I received texts three straight days from the Obama campaign. Yes, I opted in, but the frequency is way too much, especially this far from Election Day.

Next year they should do Day of Unplugging on April Fool's Day. Then I'm in.

The NPR April Fool's headline said Tweets To Shrink To 133 Characters. That’s nothing to joke about. Our full voices will be heard.

According to several studies, more than 70 percent of mobile users say they want a deal. Yet LivingSocial is away moving from offers to push convenience in the form of takeout and delivery. I’ll take 25 percent off in exchange for a relatively short wait.

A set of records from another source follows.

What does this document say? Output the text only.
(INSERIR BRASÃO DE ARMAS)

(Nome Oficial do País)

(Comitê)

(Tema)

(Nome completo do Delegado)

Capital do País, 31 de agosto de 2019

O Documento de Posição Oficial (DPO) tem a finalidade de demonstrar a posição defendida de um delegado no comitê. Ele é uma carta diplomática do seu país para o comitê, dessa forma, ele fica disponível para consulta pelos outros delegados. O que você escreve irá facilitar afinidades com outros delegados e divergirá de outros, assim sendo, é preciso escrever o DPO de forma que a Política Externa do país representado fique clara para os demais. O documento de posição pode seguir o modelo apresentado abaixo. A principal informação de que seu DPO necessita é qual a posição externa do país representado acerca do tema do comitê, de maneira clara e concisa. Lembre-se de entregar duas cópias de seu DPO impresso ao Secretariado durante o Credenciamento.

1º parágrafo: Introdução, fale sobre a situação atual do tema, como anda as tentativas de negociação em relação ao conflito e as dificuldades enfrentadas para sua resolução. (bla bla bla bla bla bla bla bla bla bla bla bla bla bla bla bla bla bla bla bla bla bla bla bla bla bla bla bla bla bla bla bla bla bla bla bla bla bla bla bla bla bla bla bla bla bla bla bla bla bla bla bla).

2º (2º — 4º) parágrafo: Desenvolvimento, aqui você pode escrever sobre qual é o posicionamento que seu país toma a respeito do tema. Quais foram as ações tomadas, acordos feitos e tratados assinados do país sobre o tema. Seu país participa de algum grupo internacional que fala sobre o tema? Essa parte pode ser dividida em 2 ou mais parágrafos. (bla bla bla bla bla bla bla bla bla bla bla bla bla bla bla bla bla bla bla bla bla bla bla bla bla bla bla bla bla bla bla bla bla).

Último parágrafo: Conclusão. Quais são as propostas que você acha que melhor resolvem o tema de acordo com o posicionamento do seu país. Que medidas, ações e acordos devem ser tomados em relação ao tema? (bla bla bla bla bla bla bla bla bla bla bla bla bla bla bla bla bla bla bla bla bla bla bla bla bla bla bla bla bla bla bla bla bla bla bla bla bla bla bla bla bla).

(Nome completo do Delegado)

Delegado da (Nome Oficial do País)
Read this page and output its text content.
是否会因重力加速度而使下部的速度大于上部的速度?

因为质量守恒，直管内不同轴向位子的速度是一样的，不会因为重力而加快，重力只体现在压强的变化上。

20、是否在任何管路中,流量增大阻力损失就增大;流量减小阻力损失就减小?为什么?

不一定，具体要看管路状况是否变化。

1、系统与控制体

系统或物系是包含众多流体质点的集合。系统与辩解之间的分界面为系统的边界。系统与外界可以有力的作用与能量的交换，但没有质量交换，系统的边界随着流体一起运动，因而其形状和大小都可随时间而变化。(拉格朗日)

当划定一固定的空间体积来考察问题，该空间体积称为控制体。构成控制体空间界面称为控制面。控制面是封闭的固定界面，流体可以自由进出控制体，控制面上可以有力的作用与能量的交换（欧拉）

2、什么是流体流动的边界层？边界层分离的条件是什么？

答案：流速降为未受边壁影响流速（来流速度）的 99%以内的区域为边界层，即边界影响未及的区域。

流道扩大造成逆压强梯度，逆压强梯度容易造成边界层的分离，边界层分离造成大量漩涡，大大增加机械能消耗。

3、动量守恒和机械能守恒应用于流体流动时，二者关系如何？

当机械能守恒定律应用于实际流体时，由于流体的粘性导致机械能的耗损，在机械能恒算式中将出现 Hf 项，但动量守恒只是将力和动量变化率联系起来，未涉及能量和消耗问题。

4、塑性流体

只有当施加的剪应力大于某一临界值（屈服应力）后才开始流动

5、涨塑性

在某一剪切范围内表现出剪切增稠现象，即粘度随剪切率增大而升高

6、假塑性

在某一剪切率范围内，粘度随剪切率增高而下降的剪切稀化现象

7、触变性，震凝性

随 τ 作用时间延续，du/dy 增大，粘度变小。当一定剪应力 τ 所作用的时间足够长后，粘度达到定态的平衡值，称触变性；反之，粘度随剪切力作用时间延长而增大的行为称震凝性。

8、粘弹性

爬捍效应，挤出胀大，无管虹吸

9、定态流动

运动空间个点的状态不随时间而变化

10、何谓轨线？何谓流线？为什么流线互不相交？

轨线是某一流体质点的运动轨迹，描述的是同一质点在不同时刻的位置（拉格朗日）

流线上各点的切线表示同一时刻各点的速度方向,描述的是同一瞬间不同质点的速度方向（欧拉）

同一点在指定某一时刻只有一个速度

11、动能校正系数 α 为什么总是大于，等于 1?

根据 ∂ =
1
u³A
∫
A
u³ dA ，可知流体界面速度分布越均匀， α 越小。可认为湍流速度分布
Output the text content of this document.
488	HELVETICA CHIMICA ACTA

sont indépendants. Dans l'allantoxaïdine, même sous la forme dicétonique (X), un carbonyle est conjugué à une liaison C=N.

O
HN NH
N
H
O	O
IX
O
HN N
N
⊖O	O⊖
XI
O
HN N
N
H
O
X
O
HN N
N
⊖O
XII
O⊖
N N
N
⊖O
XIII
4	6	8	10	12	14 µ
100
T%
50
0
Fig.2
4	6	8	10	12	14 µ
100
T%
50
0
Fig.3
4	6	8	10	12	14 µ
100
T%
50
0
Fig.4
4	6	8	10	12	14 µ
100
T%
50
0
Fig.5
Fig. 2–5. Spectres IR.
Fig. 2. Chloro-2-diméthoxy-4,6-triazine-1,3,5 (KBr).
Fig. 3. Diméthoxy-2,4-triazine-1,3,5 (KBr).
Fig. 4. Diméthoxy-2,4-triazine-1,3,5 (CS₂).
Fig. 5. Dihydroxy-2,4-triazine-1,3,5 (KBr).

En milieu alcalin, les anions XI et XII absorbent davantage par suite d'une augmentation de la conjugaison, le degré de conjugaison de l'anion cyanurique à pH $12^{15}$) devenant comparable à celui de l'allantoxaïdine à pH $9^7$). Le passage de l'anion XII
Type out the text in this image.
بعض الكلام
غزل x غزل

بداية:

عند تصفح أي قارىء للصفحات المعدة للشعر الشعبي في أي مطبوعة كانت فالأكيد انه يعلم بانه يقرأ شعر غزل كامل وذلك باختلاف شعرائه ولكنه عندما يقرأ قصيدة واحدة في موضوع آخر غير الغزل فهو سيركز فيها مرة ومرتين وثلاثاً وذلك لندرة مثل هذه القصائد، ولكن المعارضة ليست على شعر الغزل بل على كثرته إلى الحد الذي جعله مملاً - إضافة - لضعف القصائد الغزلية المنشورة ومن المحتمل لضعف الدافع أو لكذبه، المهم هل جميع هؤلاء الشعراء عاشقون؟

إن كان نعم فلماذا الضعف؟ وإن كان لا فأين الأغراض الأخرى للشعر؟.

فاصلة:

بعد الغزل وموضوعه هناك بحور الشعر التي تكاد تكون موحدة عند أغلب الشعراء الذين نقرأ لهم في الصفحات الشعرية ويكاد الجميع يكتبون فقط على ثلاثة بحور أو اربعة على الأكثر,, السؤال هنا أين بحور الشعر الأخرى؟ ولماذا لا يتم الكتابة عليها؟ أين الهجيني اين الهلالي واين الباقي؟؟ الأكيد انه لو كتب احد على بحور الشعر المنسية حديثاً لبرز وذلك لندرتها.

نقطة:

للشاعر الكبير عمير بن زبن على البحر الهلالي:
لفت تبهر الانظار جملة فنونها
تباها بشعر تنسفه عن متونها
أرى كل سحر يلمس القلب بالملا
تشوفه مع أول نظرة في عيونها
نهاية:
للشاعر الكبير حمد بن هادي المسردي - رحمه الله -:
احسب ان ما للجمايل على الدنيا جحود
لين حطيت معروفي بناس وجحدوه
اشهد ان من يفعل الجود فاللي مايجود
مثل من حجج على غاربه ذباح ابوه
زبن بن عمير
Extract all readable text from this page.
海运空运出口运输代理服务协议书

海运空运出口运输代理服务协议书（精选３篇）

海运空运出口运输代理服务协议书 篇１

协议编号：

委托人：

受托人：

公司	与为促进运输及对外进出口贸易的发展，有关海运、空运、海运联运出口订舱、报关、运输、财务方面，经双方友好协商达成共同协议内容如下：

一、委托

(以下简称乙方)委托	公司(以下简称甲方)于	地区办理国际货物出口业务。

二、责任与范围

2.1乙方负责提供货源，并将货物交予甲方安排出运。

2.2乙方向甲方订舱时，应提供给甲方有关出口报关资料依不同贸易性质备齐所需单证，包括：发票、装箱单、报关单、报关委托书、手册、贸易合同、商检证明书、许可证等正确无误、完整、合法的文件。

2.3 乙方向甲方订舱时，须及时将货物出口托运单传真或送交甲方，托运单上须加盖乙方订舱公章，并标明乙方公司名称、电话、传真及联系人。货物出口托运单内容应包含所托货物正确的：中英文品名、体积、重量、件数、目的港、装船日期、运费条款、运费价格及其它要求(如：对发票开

And I’m far from the only one.

Is there an app to get my wife to go with me to new Three Stooges movie? I hear that there's Oscar buzz around this one.

Groupon restated its earnings after seeing a spike in holiday returns. I contributed by giving back two of the three flying trapeze lessons my “friends” thought I would enjoy.

Some (not me) say the best days for text messaging are over. A posted column said that SMS is a "new global phenomenon”. It is at neither extreme. 

Two thirds of mobile devices purchased in last three months were smartphones. Has your marketing shifted similarly?

American Express says that mobile payments are 4-6 years from a tipping point. The contrast to the hype around the concept is striking – and accurate.

AT&T says its Nokia Lumia 900 launch will be bigger than an iPhone introduction. It may be in marketing dollars spent, but certainly won’t be in excitement generated.